Currently/Former International Development Minister Erik Solheim to Vårt Land: «Torp deserves great Honor and Respect for his broad Network»

Former International Development Minister Erik Solheim to Vårt Land: «Torp deserves great Honor and Respect for his broad Network»

KKN Media
August 23, 2021
Former International Development Minister Erik Solheim to Vårt Land: «Torp deserves great Honor and Respect for his broad Network»From Vårt Land´s double page today

In a double-page article in today's issue of the newspaper Vårt Land, there is an interview with Erik Solheim, the former Minister of International Development and Minister of the Environment, and until 2018 Under-Secretary-General of the United Nations and Executive Director of the United Nations Environment Programme.

The newspaper writes (Google-translated by KKN):

Former Minister of Climate and Environment Erik Solheim thinks Pastor Jan-Aage Torp deserves respect for having acquired a broad, international network.

- I think it is fantastic that a church leader has such a wide network. Of course, Torp deserves great honor and respect for this, says Erik Solheim, former SV leader and former Minister of Climate and Environment.

In recent years, the Norwegian pastor Jan-Aage Torp has built up a seemingly broad network among foreign ambassadors, Vårt Land said this weekend. In social media and on his own media channels, the pastor has told about at least 45 meetings with 15 different ambassadors in the last two years.

Solheim himself has contacts in the embassy community in Oslo, and has noticed Torp's activity.

- Torp has been to Cairo and met key Muslim leaders there. He has a broad network in many countries that other Norwegian church leaders do not contact. It is a bit in the spirit of Aril Edvardsen who did a lot to make contacts between Norwegian church leaders and Muslims, he says.

Furthermore, Vårt Land writes, based on its interview with Solheim:

Erik Solheim will encourage ambassadors to contact other church leaders. At the same time, he believes Torp can have a lot to contribute into their environments.

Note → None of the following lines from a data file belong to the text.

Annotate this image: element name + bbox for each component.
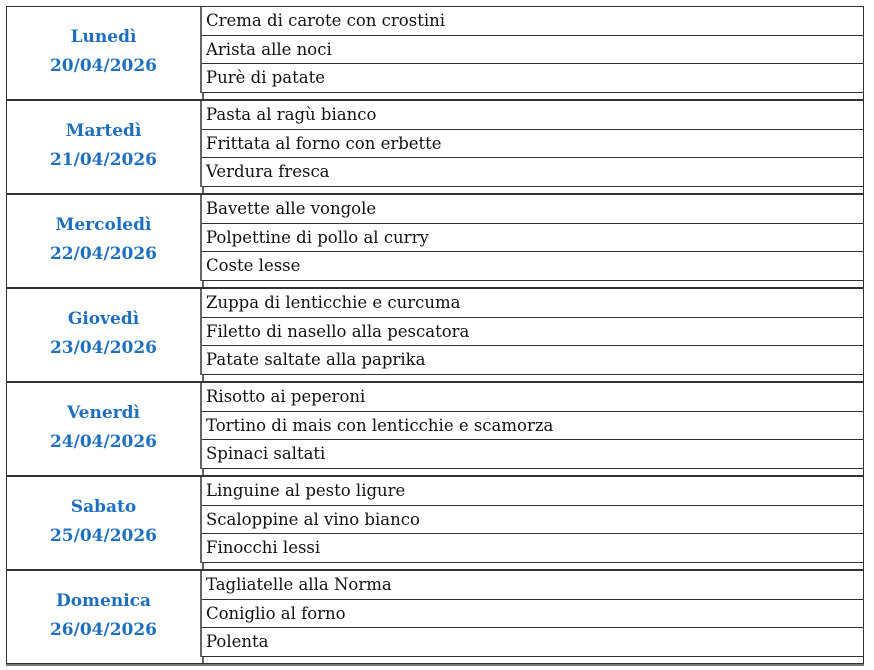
dish-row: Scaloppine al vino bianco: [202, 506, 863, 534]
block-separator: [6, 280, 864, 288]
block-separator: [6, 468, 864, 476]
day-cell: Giovedì 23/04/2026: [7, 289, 202, 375]
day-date: 24/04/2026: [49, 431, 158, 452]
day-cell: Lunedì 20/04/2026: [7, 7, 202, 93]
table-bottom-border: [6, 664, 864, 670]
weekly-menu-table: Lunedì 20/04/2026 Crema di carote con cros…: [6, 6, 864, 670]
dish-list: Crema di carote con crostini Arista alle …: [202, 7, 863, 93]
dish-row: Polpettine di pollo al curry: [202, 224, 863, 252]
day-date: 23/04/2026: [49, 337, 158, 358]
day-cell: Martedì 21/04/2026: [7, 101, 202, 187]
dish-row: Arista alle noci: [202, 36, 863, 64]
dish-row: Coste lesse: [202, 252, 863, 281]
day-name: Mercoledì: [55, 214, 152, 235]
block-separator: [6, 186, 864, 194]
dish-row: Crema di carote con crostini: [202, 7, 863, 36]
dish-row: Linguine al pesto ligure: [202, 477, 863, 506]
day-block: Sabato 25/04/2026 Linguine al pesto ligure…: [6, 476, 864, 563]
day-name: Sabato: [70, 496, 137, 517]
dish-list: Linguine al pesto ligure Scaloppine al vi…: [202, 477, 863, 563]
dish-row: Patate saltate alla paprika: [202, 346, 863, 375]
day-cell: Mercoledì 22/04/2026: [7, 195, 202, 281]
day-block: Venerdì 24/04/2026 Risotto ai peperoni Tort…: [6, 382, 864, 469]
day-block: Lunedì 20/04/2026 Crema di carote con cros…: [6, 6, 864, 93]
dish-row: Purè di patate: [202, 64, 863, 93]
day-name: Venerdì: [67, 402, 140, 423]
day-block: Mercoledì 22/04/2026 Bavette alle vongole P…: [6, 194, 864, 281]
day-date: 21/04/2026: [49, 149, 158, 170]
dish-list: Pasta al ragù bianco Frittata al forno co…: [202, 101, 863, 187]
day-cell: Venerdì 24/04/2026: [7, 383, 202, 469]
day-block: Domenica 26/04/2026 Tagliatelle alla Norma…: [6, 570, 864, 657]
day-block: Giovedì 23/04/2026 Zuppa di lenticchie e c…: [6, 288, 864, 375]
dish-list: Tagliatelle alla Norma Coniglio al forno P…: [202, 571, 863, 657]
block-separator: [6, 92, 864, 100]
block-separator: [6, 656, 864, 664]
dish-row: Verdura fresca: [202, 158, 863, 187]
dish-list: Risotto ai peperoni Tortino di mais con l…: [202, 383, 863, 469]
block-separator: [6, 374, 864, 382]
day-cell: Domenica 26/04/2026: [7, 571, 202, 657]
day-date: 26/04/2026: [49, 619, 158, 640]
dish-row: Spinaci saltati: [202, 440, 863, 469]
day-name: Domenica: [55, 590, 152, 611]
dish-row: Pasta al ragù bianco: [202, 101, 863, 130]
dish-row: Risotto ai peperoni: [202, 383, 863, 412]
day-date: 22/04/2026: [49, 243, 158, 264]
day-name: Lunedì: [70, 26, 137, 47]
dish-row: Finocchi lessi: [202, 534, 863, 563]
block-separator: [6, 562, 864, 570]
dish-row: Polenta: [202, 628, 863, 657]
dish-row: Tagliatelle alla Norma: [202, 571, 863, 600]
dish-list: Bavette alle vongole Polpettine di pollo …: [202, 195, 863, 281]
day-cell: Sabato 25/04/2026: [7, 477, 202, 563]
day-date: 25/04/2026: [49, 525, 158, 546]
dish-row: Frittata al forno con erbette: [202, 130, 863, 158]
dish-row: Tortino di mais con lenticchie e scamorz…: [202, 412, 863, 440]
dish-list: Zuppa di lenticchie e curcuma Filetto di …: [202, 289, 863, 375]
day-name: Giovedì: [67, 308, 140, 329]
dish-row: Filetto di nasello alla pescatora: [202, 318, 863, 346]
day-date: 20/04/2026: [49, 55, 158, 76]
dish-row: Bavette alle vongole: [202, 195, 863, 224]
dish-row: Coniglio al forno: [202, 600, 863, 628]
dish-row: Zuppa di lenticchie e curcuma: [202, 289, 863, 318]
day-block: Martedì 21/04/2026 Pasta al ragù bianco Fri…: [6, 100, 864, 187]
day-name: Martedì: [65, 120, 142, 141]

- I hope he can help them understand and learn more about the Pentecostal movement, which is perhaps the most important and fastest growing Christian church on earth. I also hope that he can bring ideas and impulses from other religions to Norwegian denominations. We need more and not less dialogue between religions in the modern world, says Solheim.

- Who do you think Torp is as a church leader?

- It goes without saying that he and I disagree on several points, so that's not what this is about. Dialogue must necessarily be with people who think differently than oneself. There is no point in having a dialogue with people you completely agree with. By having a dialogue between people who think differently, one can understand each other's views better and learn more about it.

- Do you think Torp's frequent contact with ambassadors can give them and others the impression that he is a more central church leader in Norway than he really is?

- It must be up to the ambassadors to orient themselves in the Christian landscape. Those you actually have contact with, will obviously appear to be important. Other church leaders should therefore know that they have an opportunity to get a network of their own, says Solheim.

In the same post today, Vårt Land has also interviewed the bishop of Borg in the Church of Norway, Atle Sommerfeldt, and the general secretary of the Council for Religious and Life Stance Communities in Norway (STL), Ingrid Rosendorf Joys. They speak very negatively about Pastor Jan-Aage Torp.